田島 実神の家族主イエス・キリスト教会 牧師牧師

「福音は、ユダヤ人をはじめギリシア人にも、信じるすべての人に救いをもたらす神の力です」(ローマ1:16)。私は21年前に召されて牧師になりました。決して話が上手ではありませんし、特別な訓練を受けたわけでもありませんが、このみことばを信じて牧会と宣教を始めました。
しかし、現実は簡単ではありませんでした。新来会者がほとんどいないどころか、教会の敷居が高いようで礼拝堂にすら入れない方々を見てきました。これでは、福音を語る機会さえもないと気づいたのです。そこで、「どうしたら礼拝堂に入ってもらえるだろう」と考え、まずバザーなどのイベントを開催することにしました。すごく単純な発想ですが、無知ゆえに大胆にできたのだと思います。
イベントを開催するたびに、いろいろな発見と工夫がなされました。これは当教会だけのことかもしれませんが、イベントで福音を語らないほうが礼拝に導かれ、信仰に導かれるのです。教会と地域との関係性がこれほど大事なのかと思わされました。

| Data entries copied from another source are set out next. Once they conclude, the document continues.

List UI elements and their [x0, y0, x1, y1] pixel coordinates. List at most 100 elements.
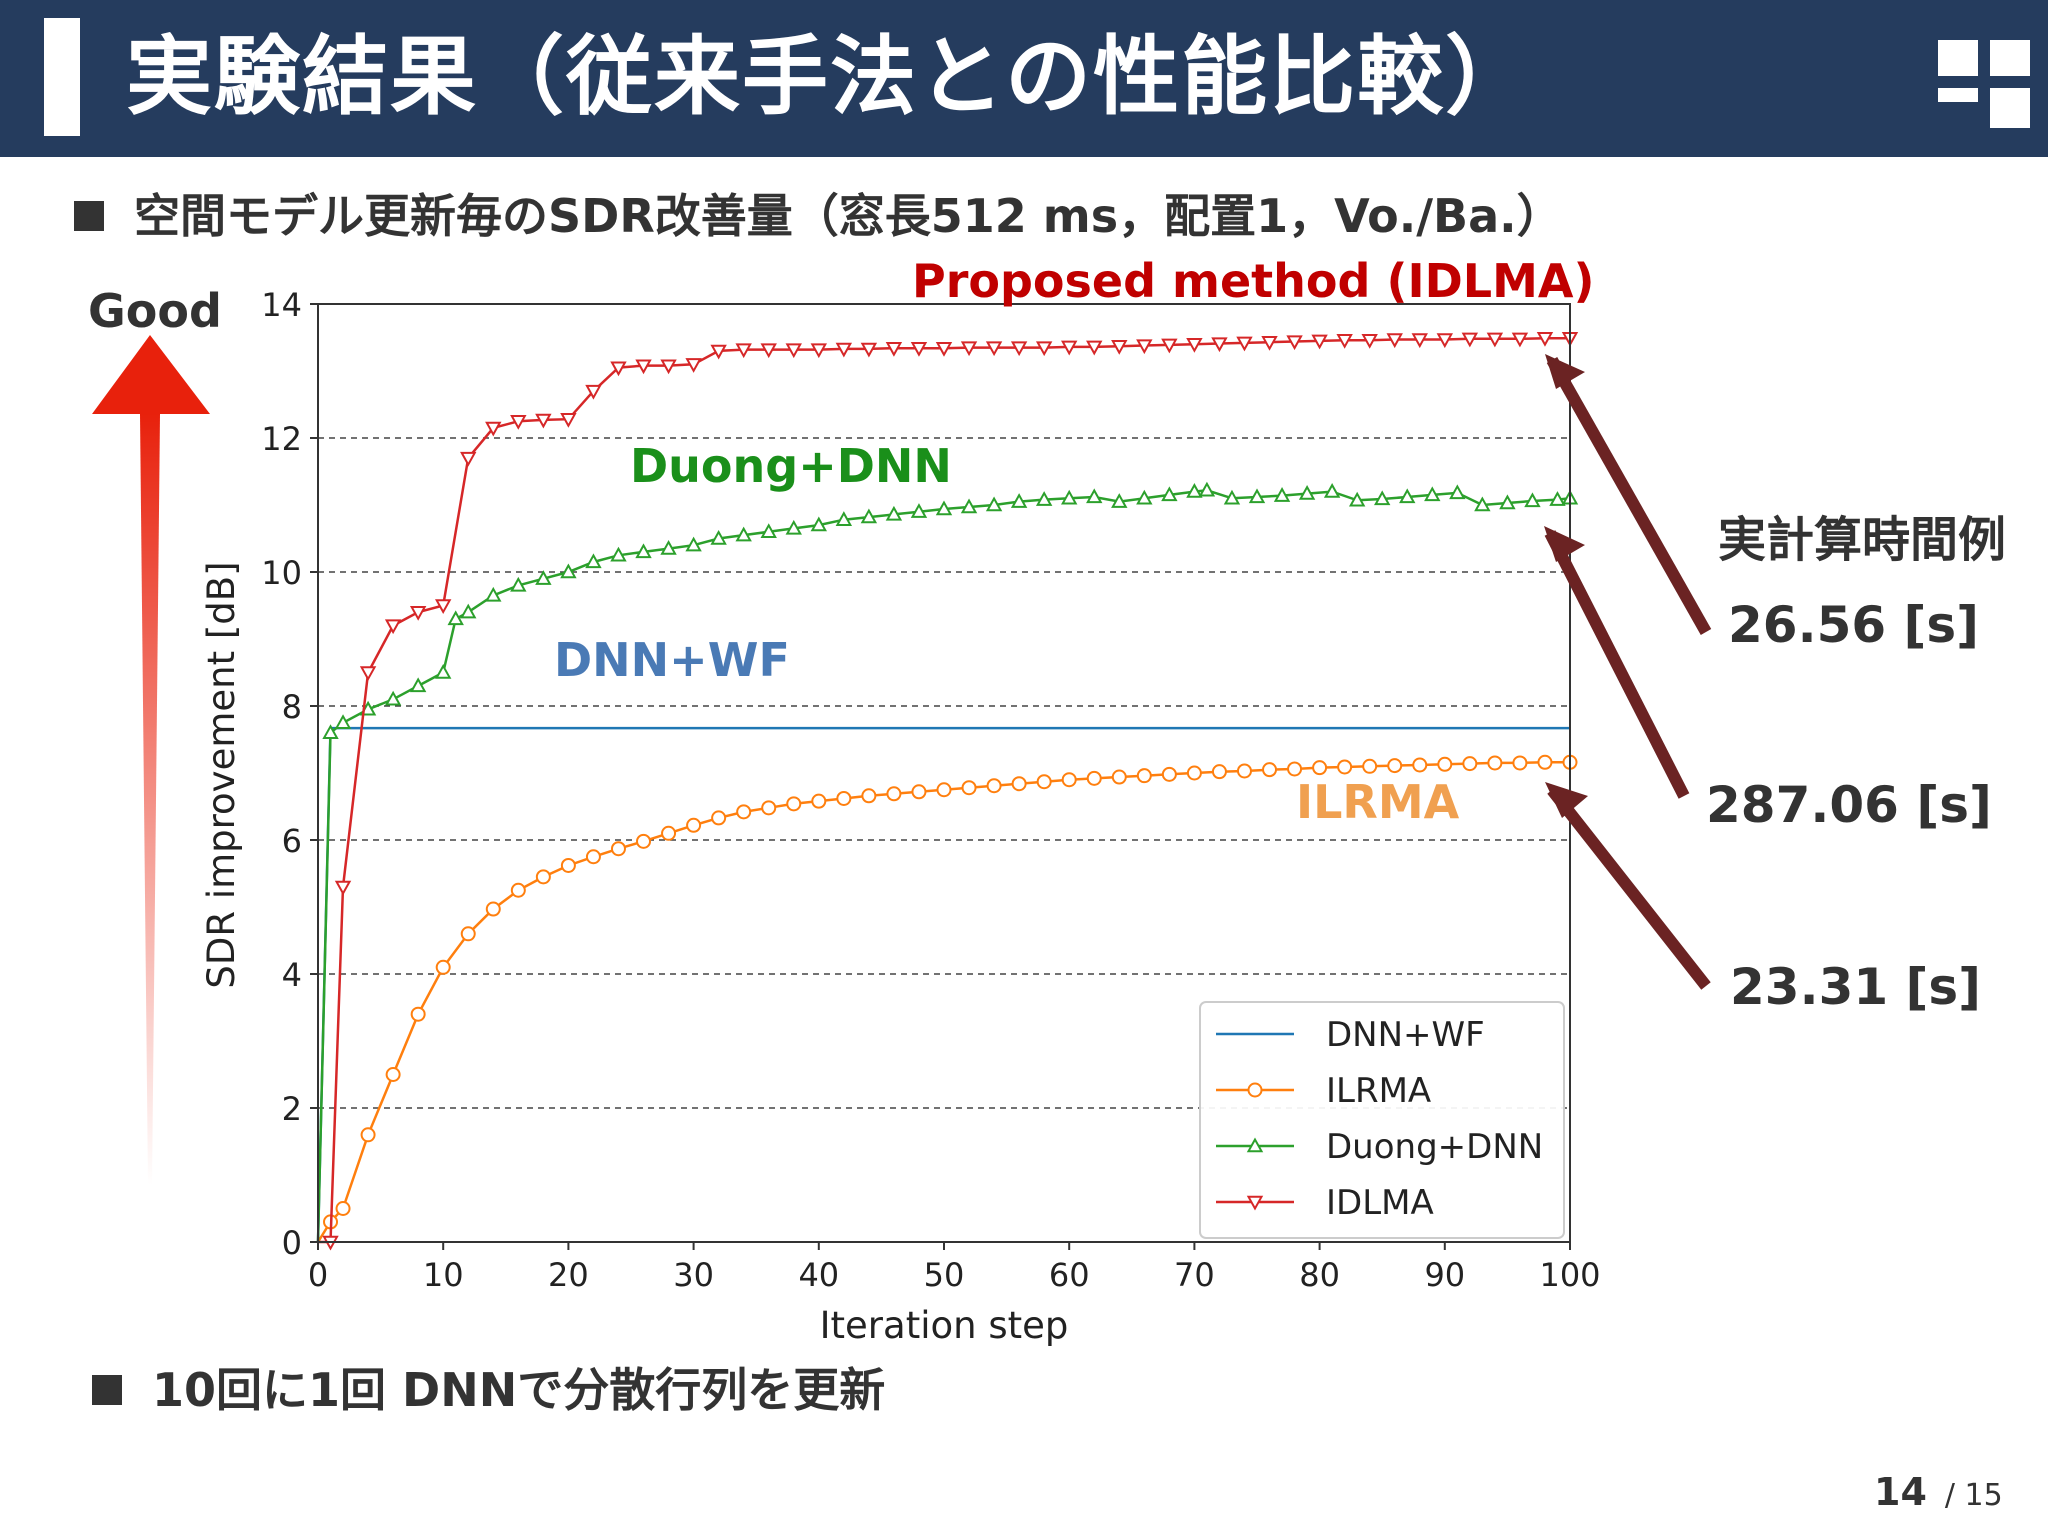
good-arrow-shaft: [140, 414, 160, 1185]
data-point-duong-dnn: [860, 508, 878, 524]
data-point-idlma: [334, 880, 352, 896]
data-point-idlma: [810, 343, 827, 359]
data-point-idlma: [960, 341, 978, 357]
series-line-ilrma: [316, 761, 1570, 1243]
data-point-duong-dnn: [1248, 488, 1266, 504]
data-point-idlma: [935, 342, 953, 357]
data-point-ilrma: [1487, 755, 1503, 771]
data-point-idlma: [885, 342, 903, 357]
data-point-ilrma: [1086, 770, 1102, 786]
data-point-duong-dnn: [1161, 486, 1178, 502]
x-tick-label: 10: [423, 1256, 464, 1294]
data-point-ilrma: [736, 804, 752, 820]
data-point-ilrma: [986, 778, 1002, 794]
y-tick-label: 8: [282, 688, 302, 726]
logo-icon: [1938, 40, 2030, 128]
page-total: / 15: [1944, 1478, 2003, 1513]
good-label: Good: [88, 284, 222, 338]
header-accent-bar: [44, 18, 80, 136]
data-point-duong-dnn: [447, 610, 464, 626]
annotation-duong: Duong+DNN: [630, 439, 952, 493]
callout-arrow-ilrma: [1547, 786, 1711, 990]
data-point-duong-dnn: [610, 546, 627, 562]
data-point-ilrma: [610, 841, 626, 857]
data-point-idlma: [1236, 336, 1253, 352]
data-point-duong-dnn: [435, 663, 452, 679]
slide-header: 実験結果（従来手法との性能比較）: [0, 0, 2048, 157]
data-point-ilrma: [761, 800, 777, 816]
data-point-duong-dnn: [334, 714, 352, 729]
series-duong-dnn: [316, 481, 1579, 1243]
data-point-idlma: [510, 415, 527, 430]
data-point-ilrma: [661, 825, 677, 841]
data-point-duong-dnn: [1010, 493, 1028, 508]
data-point-duong-dnn: [1549, 491, 1566, 506]
data-point-duong-dnn: [485, 586, 502, 602]
x-tick-label: 40: [798, 1256, 839, 1294]
y-tick-label: 14: [261, 286, 302, 324]
data-point-duong-dnn: [710, 529, 727, 545]
data-point-duong-dnn: [535, 570, 552, 585]
data-point-ilrma: [1287, 761, 1303, 777]
data-point-ilrma: [1387, 758, 1403, 774]
compute-time-duong: 287.06 [s]: [1706, 776, 1992, 834]
data-point-ilrma: [460, 926, 476, 942]
callout-arrowhead-idlma: [1545, 354, 1585, 389]
legend-label-duong-dnn: Duong+DNN: [1326, 1127, 1543, 1167]
data-point-ilrma: [1362, 758, 1378, 774]
legend-item-dnn-wf: DNN+WF: [1216, 1015, 1485, 1055]
data-point-ilrma: [911, 784, 927, 800]
compute-time-idlma: 26.56 [s]: [1728, 596, 1980, 654]
data-point-idlma: [1311, 334, 1328, 350]
x-tick-label: 70: [1174, 1256, 1215, 1294]
data-point-idlma: [985, 341, 1003, 357]
bullet-square-icon: [74, 200, 104, 231]
y-tick-label: 6: [282, 822, 302, 860]
data-point-idlma: [735, 343, 752, 359]
data-point-duong-dnn: [1186, 483, 1203, 498]
data-point-idlma: [610, 361, 627, 377]
data-point-idlma: [760, 343, 777, 359]
data-point-ilrma: [510, 882, 526, 898]
data-point-duong-dnn: [760, 523, 777, 538]
data-point-duong-dnn: [685, 536, 702, 552]
annotation-ilrma: ILRMA: [1296, 775, 1460, 829]
data-point-idlma: [435, 599, 452, 615]
compute-time-ilrma: 23.31 [s]: [1730, 958, 1982, 1016]
data-point-ilrma: [1412, 757, 1428, 773]
data-point-duong-dnn: [585, 553, 602, 569]
legend-marker-idlma: [1246, 1195, 1264, 1211]
data-point-ilrma: [360, 1127, 376, 1143]
data-point-duong-dnn: [1223, 489, 1241, 505]
data-point-idlma: [635, 359, 652, 375]
y-tick-label: 12: [261, 420, 302, 458]
x-tick-label: 20: [548, 1256, 589, 1294]
x-axis-label: Iteration step: [820, 1304, 1069, 1347]
x-tick-label: 60: [1049, 1256, 1090, 1294]
x-tick-label: 90: [1424, 1256, 1465, 1294]
data-point-idlma: [1261, 335, 1278, 351]
data-point-duong-dnn: [1499, 494, 1516, 510]
callout-arrowhead-duong: [1544, 526, 1585, 562]
good-arrowhead: [92, 335, 210, 414]
data-point-ilrma: [1437, 756, 1453, 772]
data-point-idlma: [384, 619, 402, 635]
data-point-idlma: [1411, 333, 1428, 349]
data-point-idlma: [1286, 335, 1303, 351]
data-point-idlma: [1361, 333, 1378, 349]
data-point-idlma: [535, 413, 552, 429]
good-arrow-icon: [92, 335, 210, 1185]
data-point-duong-dnn: [985, 496, 1003, 512]
data-point-duong-dnn: [635, 543, 652, 559]
data-point-idlma: [1086, 340, 1103, 356]
y-tick-label: 4: [282, 956, 302, 994]
data-point-duong-dnn: [835, 511, 853, 526]
bullet-bottom-text: 10回に1回 DNNで分散行列を更新: [152, 1363, 886, 1417]
data-point-duong-dnn: [1061, 489, 1078, 505]
legend-item-idlma: IDLMA: [1216, 1183, 1434, 1223]
data-point-ilrma: [961, 780, 977, 796]
data-point-duong-dnn: [1111, 493, 1128, 508]
data-point-idlma: [1211, 337, 1228, 353]
legend-item-duong-dnn: Duong+DNN: [1216, 1127, 1543, 1167]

そして、教会の場所について、電話での問い合わせがなくなりました。イベントに関心を持って、真剣に地図を見てくださるのです。
無料のイベントを開催したときは教会員の友達しか来ませんでした。まさに「ただより高いものはない」といぶかるようです。安くても価格をつけたほうがより多くの人が集まります。たとえば、かき氷を1杯50円にするだけで、その安さに興味を持ってくれます。イベントの収支はとんとんで、利益が出たときは福祉的目的の寄付をします。イベント登録シートを配布すると、参加者の2~3割ほどが名簿への登録を希望します。登録者には次のイベントの案内を送るようにしています。
そして、クリスマスやイースターのイベントのときは、福音を語ります。そこで語られた福音を信じる人もいますが、イベントの翌日曜日に変化なしというのがほとんどです。これを続けると、意気消沈してしまいます。毎回「必ず芽が出る時が来る。5年後、10年後、50年後、何か困ったことや悩みがある時に、教会を訪ねてくれると信じましょう。私たちの教会でなくても、どこかの教会に導かれるよう祈りましょう」と、教会員を励ましています。

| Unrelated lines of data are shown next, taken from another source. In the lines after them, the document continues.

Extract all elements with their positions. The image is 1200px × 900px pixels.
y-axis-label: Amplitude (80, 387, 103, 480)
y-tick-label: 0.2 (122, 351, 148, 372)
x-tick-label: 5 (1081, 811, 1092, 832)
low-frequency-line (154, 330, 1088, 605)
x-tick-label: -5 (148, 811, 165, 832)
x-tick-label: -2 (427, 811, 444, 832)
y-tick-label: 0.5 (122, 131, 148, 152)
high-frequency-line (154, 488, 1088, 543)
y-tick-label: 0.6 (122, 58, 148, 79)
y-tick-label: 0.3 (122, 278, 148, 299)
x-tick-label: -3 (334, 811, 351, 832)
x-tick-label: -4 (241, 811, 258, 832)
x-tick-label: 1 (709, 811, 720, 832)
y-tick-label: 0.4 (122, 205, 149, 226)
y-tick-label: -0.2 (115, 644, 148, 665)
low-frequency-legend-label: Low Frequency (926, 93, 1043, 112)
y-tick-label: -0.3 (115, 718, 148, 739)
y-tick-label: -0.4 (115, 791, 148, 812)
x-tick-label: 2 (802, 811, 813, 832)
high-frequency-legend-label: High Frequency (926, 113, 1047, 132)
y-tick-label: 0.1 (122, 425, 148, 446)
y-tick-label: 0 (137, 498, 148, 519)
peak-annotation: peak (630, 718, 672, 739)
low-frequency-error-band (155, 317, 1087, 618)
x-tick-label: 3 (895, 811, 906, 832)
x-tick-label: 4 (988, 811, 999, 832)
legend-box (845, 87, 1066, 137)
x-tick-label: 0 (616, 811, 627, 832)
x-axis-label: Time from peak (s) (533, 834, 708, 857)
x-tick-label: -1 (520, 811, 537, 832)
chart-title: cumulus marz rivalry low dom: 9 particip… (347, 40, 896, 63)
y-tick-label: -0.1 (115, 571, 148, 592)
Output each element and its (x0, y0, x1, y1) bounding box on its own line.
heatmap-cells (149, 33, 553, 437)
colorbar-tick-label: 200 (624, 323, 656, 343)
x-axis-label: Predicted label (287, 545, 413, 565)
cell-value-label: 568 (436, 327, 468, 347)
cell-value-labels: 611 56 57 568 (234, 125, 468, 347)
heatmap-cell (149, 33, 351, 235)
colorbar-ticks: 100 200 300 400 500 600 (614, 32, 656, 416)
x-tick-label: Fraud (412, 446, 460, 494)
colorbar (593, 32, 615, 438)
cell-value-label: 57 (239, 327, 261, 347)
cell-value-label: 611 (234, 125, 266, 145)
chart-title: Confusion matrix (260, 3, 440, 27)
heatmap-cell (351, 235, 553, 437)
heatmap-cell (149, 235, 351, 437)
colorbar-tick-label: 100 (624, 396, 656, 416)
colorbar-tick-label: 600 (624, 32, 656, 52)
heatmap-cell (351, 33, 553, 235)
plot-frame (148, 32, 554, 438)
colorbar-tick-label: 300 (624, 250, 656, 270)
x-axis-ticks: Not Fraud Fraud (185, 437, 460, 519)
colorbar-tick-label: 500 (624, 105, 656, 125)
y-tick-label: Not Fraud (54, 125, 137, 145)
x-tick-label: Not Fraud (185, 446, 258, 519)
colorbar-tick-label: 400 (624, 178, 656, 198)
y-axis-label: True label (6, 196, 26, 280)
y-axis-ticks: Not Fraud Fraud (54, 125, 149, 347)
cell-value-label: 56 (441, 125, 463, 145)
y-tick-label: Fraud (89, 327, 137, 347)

私たちは、このような働きを「耕し」と呼んでいます。種がまかれやすい、まかれて芽が出やすい状態を整えることです。福音が届くための準備です。
しかし、コロナ禍になって、このようなことができなくなりました。コロナの流行が一段落してから再開しましたが、この耕しについて考え直す機会となりました。すなわち、教会へ招くことへの限界です。

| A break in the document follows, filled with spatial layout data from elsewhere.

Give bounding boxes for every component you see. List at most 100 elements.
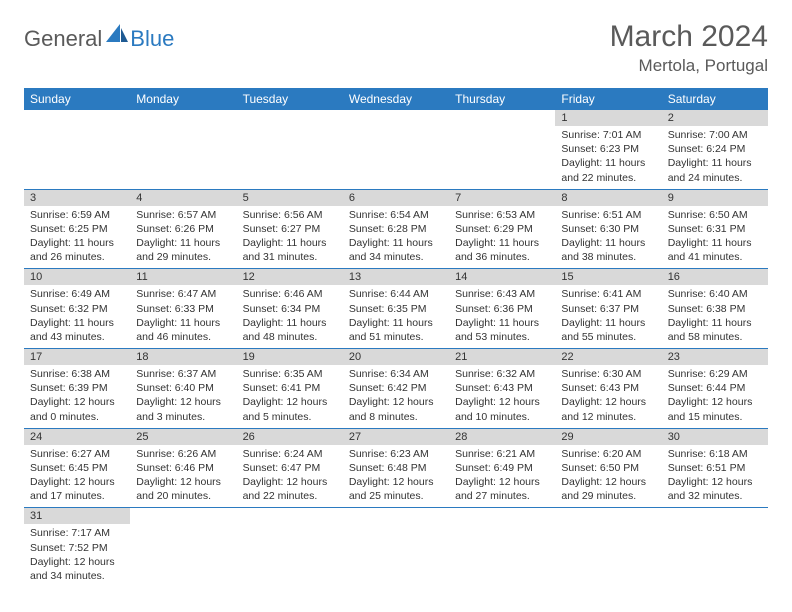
calendar-row: 31Sunrise: 7:17 AMSunset: 7:52 PMDayligh… <box>24 508 768 587</box>
daylight-text-2: and 26 minutes. <box>30 250 124 264</box>
day-number: 2 <box>662 110 768 126</box>
sunrise-text: Sunrise: 6:54 AM <box>349 208 443 222</box>
daylight-text-2: and 53 minutes. <box>455 330 549 344</box>
calendar-cell: 19Sunrise: 6:35 AMSunset: 6:41 PMDayligh… <box>237 349 343 429</box>
sunrise-text: Sunrise: 6:23 AM <box>349 447 443 461</box>
calendar-cell: 27Sunrise: 6:23 AMSunset: 6:48 PMDayligh… <box>343 428 449 508</box>
day-details: Sunrise: 6:35 AMSunset: 6:41 PMDaylight:… <box>237 365 343 428</box>
day-number: 15 <box>555 269 661 285</box>
day-details: Sunrise: 6:49 AMSunset: 6:32 PMDaylight:… <box>24 285 130 348</box>
sunset-text: Sunset: 6:45 PM <box>30 461 124 475</box>
sunset-text: Sunset: 6:30 PM <box>561 222 655 236</box>
day-number: 30 <box>662 429 768 445</box>
day-number: 19 <box>237 349 343 365</box>
sunrise-text: Sunrise: 6:57 AM <box>136 208 230 222</box>
sunset-text: Sunset: 6:31 PM <box>668 222 762 236</box>
day-details: Sunrise: 6:26 AMSunset: 6:46 PMDaylight:… <box>130 445 236 508</box>
sunset-text: Sunset: 6:36 PM <box>455 302 549 316</box>
daylight-text-2: and 36 minutes. <box>455 250 549 264</box>
day-details: Sunrise: 6:56 AMSunset: 6:27 PMDaylight:… <box>237 206 343 269</box>
calendar-cell: 2Sunrise: 7:00 AMSunset: 6:24 PMDaylight… <box>662 110 768 189</box>
sunrise-text: Sunrise: 6:29 AM <box>668 367 762 381</box>
daylight-text: Daylight: 11 hours <box>561 156 655 170</box>
calendar-cell: 22Sunrise: 6:30 AMSunset: 6:43 PMDayligh… <box>555 349 661 429</box>
title-block: March 2024 Mertola, Portugal <box>610 20 768 76</box>
sunrise-text: Sunrise: 6:46 AM <box>243 287 337 301</box>
calendar-cell-empty <box>555 508 661 587</box>
daylight-text: Daylight: 11 hours <box>136 236 230 250</box>
daylight-text-2: and 31 minutes. <box>243 250 337 264</box>
day-number: 21 <box>449 349 555 365</box>
day-number: 23 <box>662 349 768 365</box>
sunrise-text: Sunrise: 7:00 AM <box>668 128 762 142</box>
daylight-text-2: and 17 minutes. <box>30 489 124 503</box>
daylight-text-2: and 0 minutes. <box>30 410 124 424</box>
daylight-text-2: and 5 minutes. <box>243 410 337 424</box>
sunset-text: Sunset: 6:26 PM <box>136 222 230 236</box>
day-details: Sunrise: 6:47 AMSunset: 6:33 PMDaylight:… <box>130 285 236 348</box>
daylight-text-2: and 10 minutes. <box>455 410 549 424</box>
day-number: 16 <box>662 269 768 285</box>
day-number: 1 <box>555 110 661 126</box>
calendar-cell-empty: . <box>130 110 236 189</box>
sunrise-text: Sunrise: 7:17 AM <box>30 526 124 540</box>
day-details: Sunrise: 6:41 AMSunset: 6:37 PMDaylight:… <box>555 285 661 348</box>
sunrise-text: Sunrise: 6:34 AM <box>349 367 443 381</box>
daylight-text: Daylight: 11 hours <box>561 236 655 250</box>
daylight-text: Daylight: 11 hours <box>30 316 124 330</box>
sunset-text: Sunset: 6:23 PM <box>561 142 655 156</box>
daylight-text: Daylight: 11 hours <box>349 316 443 330</box>
sunrise-text: Sunrise: 6:38 AM <box>30 367 124 381</box>
calendar-cell: 28Sunrise: 6:21 AMSunset: 6:49 PMDayligh… <box>449 428 555 508</box>
day-number: 22 <box>555 349 661 365</box>
calendar-row: 17Sunrise: 6:38 AMSunset: 6:39 PMDayligh… <box>24 349 768 429</box>
sunrise-text: Sunrise: 6:49 AM <box>30 287 124 301</box>
daylight-text-2: and 41 minutes. <box>668 250 762 264</box>
calendar-cell-empty <box>130 508 236 587</box>
sunset-text: Sunset: 6:42 PM <box>349 381 443 395</box>
day-number: 5 <box>237 190 343 206</box>
sunrise-text: Sunrise: 6:44 AM <box>349 287 443 301</box>
daylight-text: Daylight: 12 hours <box>561 395 655 409</box>
sunset-text: Sunset: 6:43 PM <box>455 381 549 395</box>
day-number: 12 <box>237 269 343 285</box>
day-details: Sunrise: 7:00 AMSunset: 6:24 PMDaylight:… <box>662 126 768 189</box>
calendar-table: Sunday Monday Tuesday Wednesday Thursday… <box>24 88 768 587</box>
calendar-cell-empty <box>662 508 768 587</box>
sunrise-text: Sunrise: 6:37 AM <box>136 367 230 381</box>
calendar-cell: 4 Sunrise: 6:57 AMSunset: 6:26 PMDaylight… <box>130 189 236 269</box>
calendar-cell: 6Sunrise: 6:54 AMSunset: 6:28 PMDaylight… <box>343 189 449 269</box>
day-details: Sunrise: 6:27 AMSunset: 6:45 PMDaylight:… <box>24 445 130 508</box>
day-details: Sunrise: 6:29 AMSunset: 6:44 PMDaylight:… <box>662 365 768 428</box>
calendar-cell: 30Sunrise: 6:18 AMSunset: 6:51 PMDayligh… <box>662 428 768 508</box>
calendar-cell: 18Sunrise: 6:37 AMSunset: 6:40 PMDayligh… <box>130 349 236 429</box>
sunset-text: Sunset: 7:52 PM <box>30 541 124 555</box>
daylight-text: Daylight: 11 hours <box>30 236 124 250</box>
day-details: Sunrise: 6:46 AMSunset: 6:34 PMDaylight:… <box>237 285 343 348</box>
calendar-cell: 26Sunrise: 6:24 AMSunset: 6:47 PMDayligh… <box>237 428 343 508</box>
calendar-cell: 25Sunrise: 6:26 AMSunset: 6:46 PMDayligh… <box>130 428 236 508</box>
daylight-text: Daylight: 12 hours <box>349 475 443 489</box>
day-number: 28 <box>449 429 555 445</box>
sunset-text: Sunset: 6:40 PM <box>136 381 230 395</box>
daylight-text: Daylight: 12 hours <box>668 475 762 489</box>
calendar-cell: 3Sunrise: 6:59 AMSunset: 6:25 PMDaylight… <box>24 189 130 269</box>
daylight-text: Daylight: 11 hours <box>455 316 549 330</box>
day-number: 8 <box>555 190 661 206</box>
daylight-text-2: and 22 minutes. <box>243 489 337 503</box>
day-details: Sunrise: 6:40 AMSunset: 6:38 PMDaylight:… <box>662 285 768 348</box>
sunset-text: Sunset: 6:46 PM <box>136 461 230 475</box>
daylight-text: Daylight: 12 hours <box>455 395 549 409</box>
calendar-cell-empty: . <box>343 110 449 189</box>
sunrise-text: Sunrise: 6:30 AM <box>561 367 655 381</box>
calendar-cell: 17Sunrise: 6:38 AMSunset: 6:39 PMDayligh… <box>24 349 130 429</box>
weekday-header: Saturday <box>662 88 768 110</box>
calendar-cell: 5Sunrise: 6:56 AMSunset: 6:27 PMDaylight… <box>237 189 343 269</box>
calendar-cell-empty <box>449 508 555 587</box>
day-number: 4 <box>130 190 236 206</box>
calendar-row: 3Sunrise: 6:59 AMSunset: 6:25 PMDaylight… <box>24 189 768 269</box>
day-number: 3 <box>24 190 130 206</box>
sunrise-text: Sunrise: 6:27 AM <box>30 447 124 461</box>
location: Mertola, Portugal <box>610 56 768 76</box>
daylight-text-2: and 51 minutes. <box>349 330 443 344</box>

そこで、福音宣教の本質は何だろうと考えさせられました。その答えの一つとして、個々人が遣わされるということです。偶然にも昨年、Prayer Walkingについて海外の方から3回語られ、今年から教会員で地域を祈りながら歩くことを始めています。まずは月に1回、一つの町を周りながら祈ることにしました。20分もあれば祈り回れます。小さなことのようですが、この地域に遣わされた私たちの初めの一歩であり、これこそが大きな耕しだと信じています。